At the chosen moment, Wilkes pulled the cord and out popped the wretched animal which leapt on to the shoulders of Lord Sandwich, who, feeling the shock and seeing the animal grinning horribly at him concluded that the Devil had obeyed his summons in good earnest and had come to carry him bodily away. The harder he tried to shake off the poor creature the tighter it clung, whilst Sandwich cried out: ‘Spare me gracious Devil: spare a wretch who never was sincerely your servant. I sinned only from vanity of being in the fashion; thou knowest I never have been half so wicked as I pretended: never have been able to commit the thousandth part of the vices which I have boasted of … leave me therefore and go to those who are more truly devoted to your service.

I am but half a sinner …”

Chapter meetings and ‘private devotions’ still continued during 1762, 1763 and 1764. John Tucker, MP for Weymouth, wrote to Sir Francis on 11 August 1764: ‘My heart and inclinations will be with your Lordship and your friends at Medmenham at the next Chapter, but I am cruelly detained here by the sickness of my Brother – I pray you will present my fillial Duty to our holy Father and fraternal love and respect to the pious Brotherhood to whom I wish all possible Joy Spirits and Vigour.

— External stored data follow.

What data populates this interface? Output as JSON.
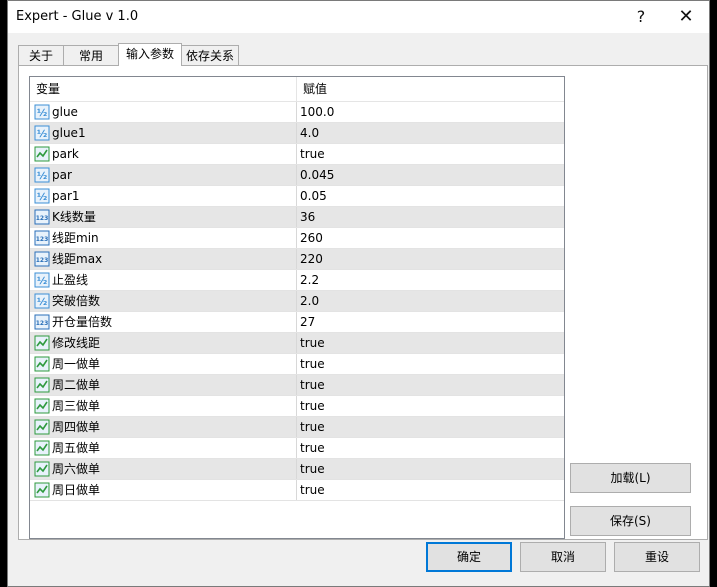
{
  "window": {
    "title": "Expert - Glue v 1.0",
    "help_glyph": "?",
    "close_glyph": "✕"
  },
  "tabs": [
    {
      "label": "关于",
      "active": false
    },
    {
      "label": "常用",
      "active": false
    },
    {
      "label": "输入参数",
      "active": true
    },
    {
      "label": "依存关系",
      "active": false
    }
  ],
  "grid": {
    "headers": {
      "variable": "变量",
      "value": "赋值"
    },
    "rows": [
      {
        "icon": "double",
        "name": "glue",
        "value": "100.0"
      },
      {
        "icon": "double",
        "name": "glue1",
        "value": "4.0"
      },
      {
        "icon": "bool",
        "name": "park",
        "value": "true"
      },
      {
        "icon": "double",
        "name": "par",
        "value": "0.045"
      },
      {
        "icon": "double",
        "name": "par1",
        "value": "0.05"
      },
      {
        "icon": "int",
        "name": "K线数量",
        "value": "36"
      },
      {
        "icon": "int",
        "name": "线距min",
        "value": "260"
      },
      {
        "icon": "int",
        "name": "线距max",
        "value": "220"
      },
      {
        "icon": "double",
        "name": "止盈线",
        "value": "2.2"
      },
      {
        "icon": "double",
        "name": "突破倍数",
        "value": "2.0"
      },
      {
        "icon": "int",
        "name": "开仓量倍数",
        "value": "27"
      },
      {
        "icon": "bool",
        "name": "修改线距",
        "value": "true"
      },
      {
        "icon": "bool",
        "name": "周一做单",
        "value": "true"
      },
      {
        "icon": "bool",
        "name": "周二做单",
        "value": "true"
      },
      {
        "icon": "bool",
        "name": "周三做单",
        "value": "true"
      },
      {
        "icon": "bool",
        "name": "周四做单",
        "value": "true"
      },
      {
        "icon": "bool",
        "name": "周五做单",
        "value": "true"
      },
      {
        "icon": "bool",
        "name": "周六做单",
        "value": "true"
      },
      {
        "icon": "bool",
        "name": "周日做单",
        "value": "true"
      }
    ]
  },
  "side_buttons": {
    "load": "加载(L)",
    "save": "保存(S)"
  },
  "footer_buttons": {
    "ok": "确定",
    "cancel": "取消",
    "reset": "重设"
  },
  "icon_text": {
    "double": "½",
    "int": "123"
  },
  "colors": {
    "accent": "#0078d7",
    "double_icon": "#3b8fd6",
    "int_icon": "#2a6fb8",
    "bool_icon": "#2e9a3e"
  }
}
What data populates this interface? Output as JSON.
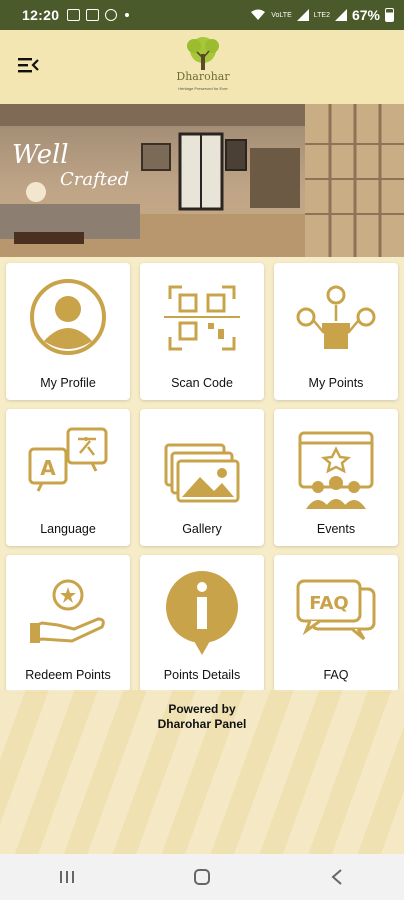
{
  "status_bar": {
    "time": "12:20",
    "battery": "67%",
    "volte_1": "VoLTE",
    "volte_2": "LTE2"
  },
  "header": {
    "logo_name": "Dharohar",
    "logo_tagline": "Heritage Preserved for Ever",
    "menu_icon": "menu-collapse-icon"
  },
  "banner": {
    "line1": "Well",
    "line2": "Crafted"
  },
  "tiles": [
    {
      "label": "My Profile",
      "icon": "profile-icon"
    },
    {
      "label": "Scan Code",
      "icon": "qr-scan-icon"
    },
    {
      "label": "My Points",
      "icon": "points-gift-icon"
    },
    {
      "label": "Language",
      "icon": "language-translate-icon"
    },
    {
      "label": "Gallery",
      "icon": "gallery-icon"
    },
    {
      "label": "Events",
      "icon": "events-calendar-icon"
    },
    {
      "label": "Redeem Points",
      "icon": "redeem-hand-coin-icon"
    },
    {
      "label": "Points Details",
      "icon": "info-icon"
    },
    {
      "label": "FAQ",
      "icon": "faq-bubble-icon"
    }
  ],
  "footer": {
    "line1": "Powered by",
    "line2": "Dharohar Panel"
  },
  "colors": {
    "accent": "#c9a34a",
    "status_bar": "#4a5a2a",
    "header_bg": "#f3e6b3",
    "page_bg": "#f6ecc8"
  }
}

The Club was in its dying days by the 1760s. On 22 March 1766, Tucker wrote: ‘I was last Sunday at Medmenham and to my amazement found the Chapter Room stripped naked.’ Evidently, Sir Francis had decided that the time had come to remove all traces of incriminating evidence of the Club’s existence, including even the prints of the heads of kings and nuns and the pegs for the clothes with the brothers’ names above.

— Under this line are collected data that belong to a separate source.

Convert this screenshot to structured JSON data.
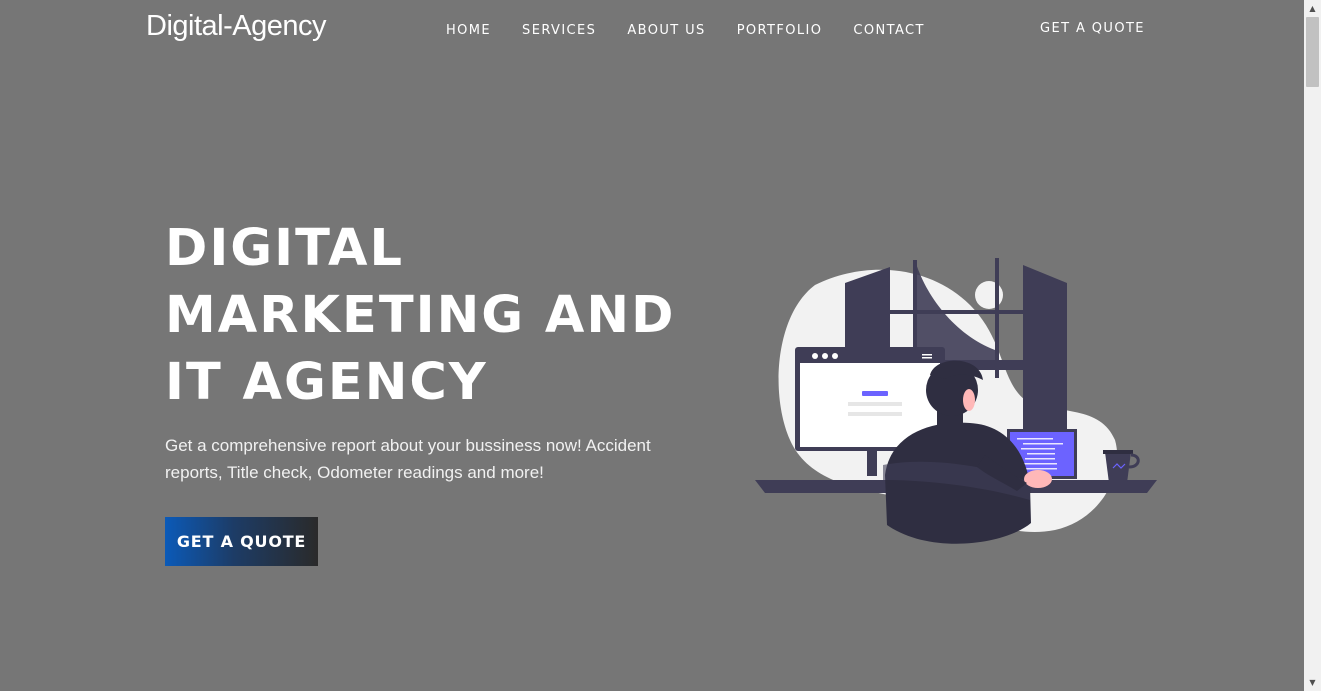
{
  "brand": {
    "name": "Digital-Agency"
  },
  "nav": {
    "items": [
      {
        "label": "HOME"
      },
      {
        "label": "SERVICES"
      },
      {
        "label": "ABOUT US"
      },
      {
        "label": "PORTFOLIO"
      },
      {
        "label": "CONTACT"
      }
    ],
    "quote_label": "GET A QUOTE"
  },
  "hero": {
    "title_lines": [
      "DIGITAL",
      "MARKETING AND",
      "IT AGENCY"
    ],
    "description": "Get a comprehensive report about your bussiness now! Accident reports, Title check, Odometer readings and more!",
    "cta_label": "GET A QUOTE"
  },
  "colors": {
    "background": "#767676",
    "accent": "#6c63ff",
    "cta_gradient_start": "#0b5ab8",
    "cta_gradient_end": "#2a2a2a",
    "illustration_dark": "#3f3d56"
  },
  "icons": {
    "scroll_up": "triangle-up-icon",
    "scroll_down": "triangle-down-icon"
  }
}
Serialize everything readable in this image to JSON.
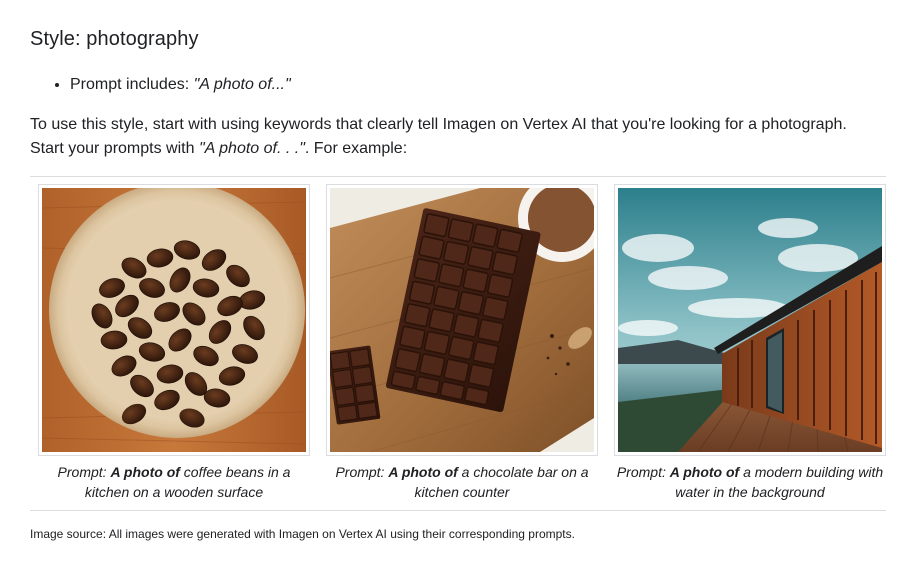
{
  "heading": "Style: photography",
  "bullet": {
    "label": "Prompt includes: ",
    "example": "\"A photo of...\""
  },
  "intro": {
    "line1": "To use this style, start with using keywords that clearly tell Imagen on Vertex AI that you're looking for a photograph.",
    "line2_prefix": "Start your prompts with ",
    "line2_example": "\"A photo of. . .\"",
    "line2_suffix": ". For example:"
  },
  "figures": [
    {
      "image_icon": "coffee-beans-photo",
      "caption_prefix": "Prompt: ",
      "caption_bold": "A photo of",
      "caption_rest": " coffee beans in a kitchen on a wooden surface"
    },
    {
      "image_icon": "chocolate-bar-photo",
      "caption_prefix": "Prompt: ",
      "caption_bold": "A photo of",
      "caption_rest": " a chocolate bar on a kitchen counter"
    },
    {
      "image_icon": "modern-building-photo",
      "caption_prefix": "Prompt: ",
      "caption_bold": "A photo of",
      "caption_rest": " a modern building with water in the background"
    }
  ],
  "image_source": "Image source: All images were generated with Imagen on Vertex AI using their corresponding prompts."
}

According to tradition, the Club took to meeting, after the ‘break-up’ at Medmenham Abbey, in the Caves at West Wycombe which Sir Francis had excavated in 1748-54.  Lybbe Powys wrote in her diary following her visit to West Wycombe and the Caves in 1796:

‘Near the middle of the excavation there is a small pool which is now crossed by stepping stones, but formerly it is said it would only be passed in a boat. The excavation terminates in a large lofty circular cavern with a vaulted roof in which is a hook for suspending a lamp or chandelier. Here according to local tradition the Hell-Fire Club occasionally held its meetings.’

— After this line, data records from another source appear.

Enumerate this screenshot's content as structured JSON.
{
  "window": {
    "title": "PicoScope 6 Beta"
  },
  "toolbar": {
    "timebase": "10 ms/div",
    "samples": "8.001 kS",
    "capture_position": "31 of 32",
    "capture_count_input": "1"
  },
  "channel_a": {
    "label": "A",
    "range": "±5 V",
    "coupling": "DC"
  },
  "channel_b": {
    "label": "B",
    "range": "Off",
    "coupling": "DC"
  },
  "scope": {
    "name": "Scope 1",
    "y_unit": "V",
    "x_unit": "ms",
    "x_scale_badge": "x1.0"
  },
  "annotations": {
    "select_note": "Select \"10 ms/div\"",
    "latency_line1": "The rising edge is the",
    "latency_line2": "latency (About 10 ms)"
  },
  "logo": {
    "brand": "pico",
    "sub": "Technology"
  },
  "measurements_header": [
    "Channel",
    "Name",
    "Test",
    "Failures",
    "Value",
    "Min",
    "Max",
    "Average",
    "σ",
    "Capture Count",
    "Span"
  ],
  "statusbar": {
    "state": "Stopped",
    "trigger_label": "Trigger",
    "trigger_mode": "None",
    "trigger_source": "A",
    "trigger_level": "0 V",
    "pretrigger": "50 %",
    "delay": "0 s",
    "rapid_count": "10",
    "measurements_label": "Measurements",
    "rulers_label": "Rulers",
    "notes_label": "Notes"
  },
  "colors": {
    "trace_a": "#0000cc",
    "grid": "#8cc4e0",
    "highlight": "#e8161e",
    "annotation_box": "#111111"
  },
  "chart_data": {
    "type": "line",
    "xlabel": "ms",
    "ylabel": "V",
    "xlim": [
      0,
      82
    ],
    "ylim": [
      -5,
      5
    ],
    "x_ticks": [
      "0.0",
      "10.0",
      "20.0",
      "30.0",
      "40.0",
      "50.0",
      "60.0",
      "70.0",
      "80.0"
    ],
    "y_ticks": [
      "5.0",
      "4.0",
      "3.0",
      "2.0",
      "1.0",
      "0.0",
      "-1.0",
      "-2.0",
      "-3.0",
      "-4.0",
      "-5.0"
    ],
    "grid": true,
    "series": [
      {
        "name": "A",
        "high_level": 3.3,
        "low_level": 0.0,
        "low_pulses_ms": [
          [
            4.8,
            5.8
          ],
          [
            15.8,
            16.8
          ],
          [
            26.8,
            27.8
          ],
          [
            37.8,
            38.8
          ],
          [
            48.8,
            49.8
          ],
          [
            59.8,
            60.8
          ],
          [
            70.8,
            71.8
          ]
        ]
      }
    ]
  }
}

But the days of the Order were nearly over, and when Paul Whitehead, the steward, died, an inventory was taken. This, dated 15 October 1774, listed the wine then in the cellar – ‘Lisbon (sherry), rum, port, hock, claret and Dorchester beer, as well as 29 pewter plates, 27 knives and 29 forks, 24 wine glasses and some teacups and saucers’.

I
n its heyday, the Hell-Fire Club had certainly indulged in mock religious ceremonies at the annual election of the Abbot for the ensuing year and also at the initiation of new members. But the main purpose of the Club was, as Wilkes aptly put it, that ‘a set of worthy, jolly fellows, happy disciples of Venus and Bacchus, got occasionally together to celebrate woman in wine and to give more zest to the festive meeting, they plucked every luxurious idea from the ancients and enriched their own modern pleasures with the tradition of classic luxury.’